Dayton Daily News

Ohio vets: VA medical changes not enough

- By Marty Schladen

Officials with COLUMBUS — the U.S. Department of Veterans Affairs have been working to increase staff and cut wait times for medical care, but at a hearing Tuesday, the agency’s customers didn’t sound completely satisfied.

Sen. Sherrod Brown, D-Ohio, came to Columbus to conduct a field hearing of the Senate Committee on Veterans Affairs at the Columbus Metropolit­an Library. Other members of the committee weren’t present, but U.S. Rep. Joyce Beatty, D-Columbus, attended.

As a new generation of combat vets has come home in recent years, the VA has struggled to fill 45,000 vacant positions in the agency, most of them health-care jobs. Nationally, about 300,000 vets are still waiting about a month for an appointmen­t in the health-care system.

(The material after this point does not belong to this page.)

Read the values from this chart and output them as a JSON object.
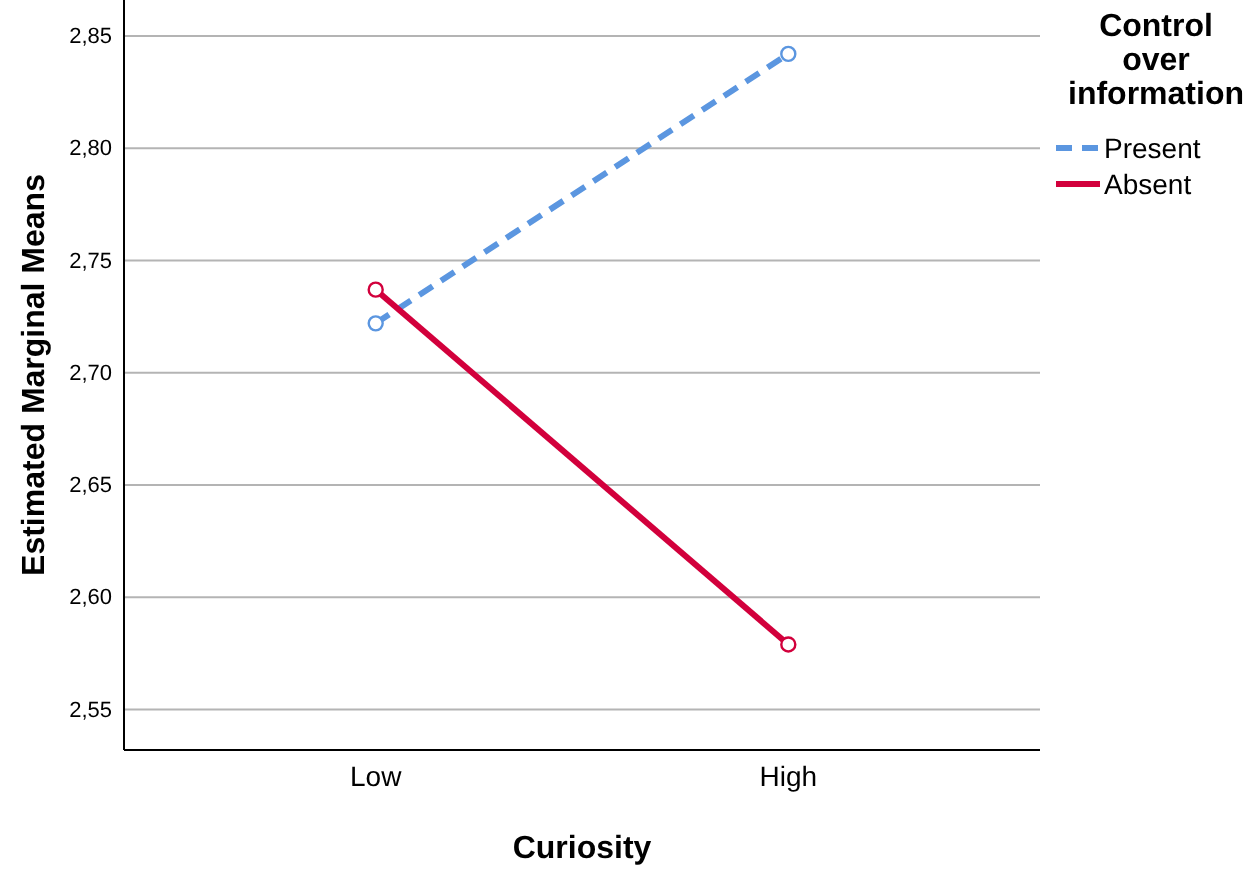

Brown on Tuesday blamed the Trump administra­tion for failing to quickly hire senior personnel who can work to cut the vacancies.

“I don’t know why the administra­tion doesn’t scale up,” he said. “There’s just no excuse for not scaling up.”

However, there has been progress in Ohio and neighborin­g states over the past year, said Robert P. McDivitt, director of the VA Integrated Service Network for Ohio, Indiana and Michigan.

He said the agency has added 383 workers in Ohio this year. Now, average waits for appointmen­ts are two to three weeks for new patients and one week for existing clients, McDivitt said.

With 850,000 veterans, Ohio has the sixth-largest population in the U.S. When asked if the VA in Ohio still has large numbers of vacancies, McDivitt said, “we’re doing pretty well.”

That impression wasn’t shared by some of the veterans at the hearing. James Powers, an Army infantry vet who lives in Massillon, described his struggles after 12 years of service.

“The majority of the injuries I sustained in my military career, they’re not even visible,” he said.

Suffering post-traumatic stress disorder, Powers abused alcohol and drugs and in 2014 attempted suicide, he said. During that time, he experience­d long waits at the VA, his wife had difficulty getting training to care for him and the VA incorrectl­y billed them $11,000 for an alleged overpaymen­t.

Another vet said she opted out of the system because she has the choice. “I personally try to avoid the VA system at all costs,” said Melissa Twine, an Air Force vet from Batavia, a small community east of Cincinnati.

She left the Air Force in 1998. Her husband, an Air Force captain, was killed in 2002. Through her survivor benefits, Twine said she uses private insurance offered by TRICARE, the health program run by the Pentagon.

The VA this month floated the idea of merging its health system with the Pentagon’s, but veterans’ groups have objected forcefully, saying that could lead the way to privatizin­g the VA.

Brown is adamantly against anything that could be considered privatizin­g the VA, saying the idea is being pushed by ideologues in Congress and the White House.

“I think that’s simply wrong,” he said.